A Lei n.º 3.765/60 dispõe sobre as pensões militares. Em seu art. 26, estabelece que os ex-combatentes da campanha do Uruguai e Paraguai, que percebessem pensão especial criada por decreto anterior, bem como suas viúvas e filhas, e os ex-combatentes da revolução acreana, também beneficiados com uma pensão vitalícia e intransferível definida por lei anterior, passariam a perceber a pensão correspondente à deixada por um 2º sargento.
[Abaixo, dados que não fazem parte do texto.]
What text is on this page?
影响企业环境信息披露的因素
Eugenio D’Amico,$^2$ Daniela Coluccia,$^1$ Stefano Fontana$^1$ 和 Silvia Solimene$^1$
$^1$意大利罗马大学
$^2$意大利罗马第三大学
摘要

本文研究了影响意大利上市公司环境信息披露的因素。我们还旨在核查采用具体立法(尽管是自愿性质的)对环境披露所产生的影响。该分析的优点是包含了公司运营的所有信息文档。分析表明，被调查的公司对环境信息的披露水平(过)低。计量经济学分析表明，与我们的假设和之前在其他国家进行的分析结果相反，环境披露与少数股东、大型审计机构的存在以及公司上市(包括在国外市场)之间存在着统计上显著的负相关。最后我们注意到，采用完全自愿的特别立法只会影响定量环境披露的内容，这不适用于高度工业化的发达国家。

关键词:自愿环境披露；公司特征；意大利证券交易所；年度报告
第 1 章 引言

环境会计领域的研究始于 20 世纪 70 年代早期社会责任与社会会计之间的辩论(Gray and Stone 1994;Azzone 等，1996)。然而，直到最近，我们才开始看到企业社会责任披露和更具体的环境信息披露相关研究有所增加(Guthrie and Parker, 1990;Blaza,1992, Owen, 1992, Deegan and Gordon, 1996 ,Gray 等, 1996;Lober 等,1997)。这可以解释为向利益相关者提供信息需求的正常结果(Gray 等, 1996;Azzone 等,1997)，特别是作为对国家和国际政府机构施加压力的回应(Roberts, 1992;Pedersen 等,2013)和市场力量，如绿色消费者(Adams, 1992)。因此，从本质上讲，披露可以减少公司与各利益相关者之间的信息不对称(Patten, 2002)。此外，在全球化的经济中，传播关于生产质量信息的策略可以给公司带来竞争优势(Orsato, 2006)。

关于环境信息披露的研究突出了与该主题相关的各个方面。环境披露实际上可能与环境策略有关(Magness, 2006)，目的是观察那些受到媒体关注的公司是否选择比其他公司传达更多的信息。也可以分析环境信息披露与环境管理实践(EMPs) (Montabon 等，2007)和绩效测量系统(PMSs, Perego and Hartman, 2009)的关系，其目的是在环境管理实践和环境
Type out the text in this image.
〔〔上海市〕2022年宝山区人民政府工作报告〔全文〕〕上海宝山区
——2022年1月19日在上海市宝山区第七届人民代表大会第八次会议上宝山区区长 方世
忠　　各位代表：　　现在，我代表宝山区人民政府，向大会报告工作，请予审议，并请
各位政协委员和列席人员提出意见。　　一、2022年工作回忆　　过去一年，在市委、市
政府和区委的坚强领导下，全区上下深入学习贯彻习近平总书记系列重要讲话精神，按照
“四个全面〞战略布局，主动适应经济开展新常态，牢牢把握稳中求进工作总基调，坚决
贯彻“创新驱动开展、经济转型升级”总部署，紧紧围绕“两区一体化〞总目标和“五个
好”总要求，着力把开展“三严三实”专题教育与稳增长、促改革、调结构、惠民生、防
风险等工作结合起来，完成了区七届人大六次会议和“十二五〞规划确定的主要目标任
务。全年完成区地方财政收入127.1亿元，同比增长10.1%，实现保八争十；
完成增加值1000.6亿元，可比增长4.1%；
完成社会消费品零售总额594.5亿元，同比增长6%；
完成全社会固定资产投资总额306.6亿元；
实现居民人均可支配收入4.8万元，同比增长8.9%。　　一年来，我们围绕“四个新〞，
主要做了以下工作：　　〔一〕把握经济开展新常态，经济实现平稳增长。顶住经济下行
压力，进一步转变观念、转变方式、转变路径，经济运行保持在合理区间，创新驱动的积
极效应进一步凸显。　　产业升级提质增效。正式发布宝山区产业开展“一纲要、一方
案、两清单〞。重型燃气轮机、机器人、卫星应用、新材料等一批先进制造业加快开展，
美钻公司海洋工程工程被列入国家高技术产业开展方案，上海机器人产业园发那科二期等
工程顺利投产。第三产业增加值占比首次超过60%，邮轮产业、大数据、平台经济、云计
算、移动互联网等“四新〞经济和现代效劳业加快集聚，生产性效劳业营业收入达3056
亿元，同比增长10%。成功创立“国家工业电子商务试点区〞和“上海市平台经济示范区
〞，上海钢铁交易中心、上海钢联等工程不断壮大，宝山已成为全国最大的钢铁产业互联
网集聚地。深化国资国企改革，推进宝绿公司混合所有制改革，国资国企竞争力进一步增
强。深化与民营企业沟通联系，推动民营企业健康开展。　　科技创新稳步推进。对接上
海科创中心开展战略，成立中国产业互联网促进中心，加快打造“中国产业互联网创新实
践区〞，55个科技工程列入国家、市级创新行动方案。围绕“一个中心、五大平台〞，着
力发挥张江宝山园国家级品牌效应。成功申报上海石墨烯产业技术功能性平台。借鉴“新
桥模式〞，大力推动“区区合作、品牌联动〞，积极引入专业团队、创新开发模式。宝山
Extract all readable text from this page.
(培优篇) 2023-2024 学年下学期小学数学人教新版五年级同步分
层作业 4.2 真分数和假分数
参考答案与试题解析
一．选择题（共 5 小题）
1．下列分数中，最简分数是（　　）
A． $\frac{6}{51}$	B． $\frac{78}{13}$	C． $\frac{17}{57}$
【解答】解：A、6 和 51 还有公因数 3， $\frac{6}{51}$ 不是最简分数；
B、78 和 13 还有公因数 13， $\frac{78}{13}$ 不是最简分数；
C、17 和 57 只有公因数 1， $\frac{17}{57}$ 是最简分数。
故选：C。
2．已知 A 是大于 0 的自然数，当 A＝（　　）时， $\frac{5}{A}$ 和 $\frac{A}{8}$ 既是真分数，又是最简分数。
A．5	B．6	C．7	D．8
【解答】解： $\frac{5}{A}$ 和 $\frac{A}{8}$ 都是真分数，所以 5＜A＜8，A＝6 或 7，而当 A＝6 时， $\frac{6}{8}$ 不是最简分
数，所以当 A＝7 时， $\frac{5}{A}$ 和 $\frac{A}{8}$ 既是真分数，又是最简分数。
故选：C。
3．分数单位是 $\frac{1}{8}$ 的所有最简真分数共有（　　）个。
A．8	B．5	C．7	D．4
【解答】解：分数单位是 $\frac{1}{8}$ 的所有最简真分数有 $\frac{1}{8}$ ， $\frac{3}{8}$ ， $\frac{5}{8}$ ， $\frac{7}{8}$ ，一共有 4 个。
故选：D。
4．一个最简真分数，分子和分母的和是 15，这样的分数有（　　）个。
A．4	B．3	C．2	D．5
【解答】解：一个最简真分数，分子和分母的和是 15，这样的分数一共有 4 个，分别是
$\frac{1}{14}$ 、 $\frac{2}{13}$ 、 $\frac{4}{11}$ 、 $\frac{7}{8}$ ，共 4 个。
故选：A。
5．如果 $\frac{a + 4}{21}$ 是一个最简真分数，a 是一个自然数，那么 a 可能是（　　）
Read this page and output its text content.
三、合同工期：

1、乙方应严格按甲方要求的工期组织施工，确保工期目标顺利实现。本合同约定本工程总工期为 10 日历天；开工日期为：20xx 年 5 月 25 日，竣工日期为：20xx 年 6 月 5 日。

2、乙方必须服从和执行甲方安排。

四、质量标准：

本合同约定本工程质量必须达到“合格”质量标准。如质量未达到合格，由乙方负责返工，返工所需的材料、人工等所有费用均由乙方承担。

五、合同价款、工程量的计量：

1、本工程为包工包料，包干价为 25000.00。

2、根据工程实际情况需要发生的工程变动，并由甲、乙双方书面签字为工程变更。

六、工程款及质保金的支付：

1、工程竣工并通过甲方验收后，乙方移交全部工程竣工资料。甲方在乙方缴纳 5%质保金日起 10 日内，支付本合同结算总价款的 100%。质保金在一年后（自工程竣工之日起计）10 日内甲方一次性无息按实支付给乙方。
Posteriormente, a Lei n.º 4.242/63, em seu art. 30, dispõe que é concedida aos ex-combatentes da Segunda Guerra Mundial, da FEB, da FAB e da Marinha, que participaram ativamente das operações de guerra e se encontram incapacitados, sem poder prover os próprios meios de subsistência e não percebem qualquer importância dos cofres públicos, bem como a seus herdeiros, pensão igual à estipulada no art. 26 da Lei n.º 3.765, de 4 de maio de 1960, ou seja, a pensão em valor correspondente à deixada por um 2º sargento.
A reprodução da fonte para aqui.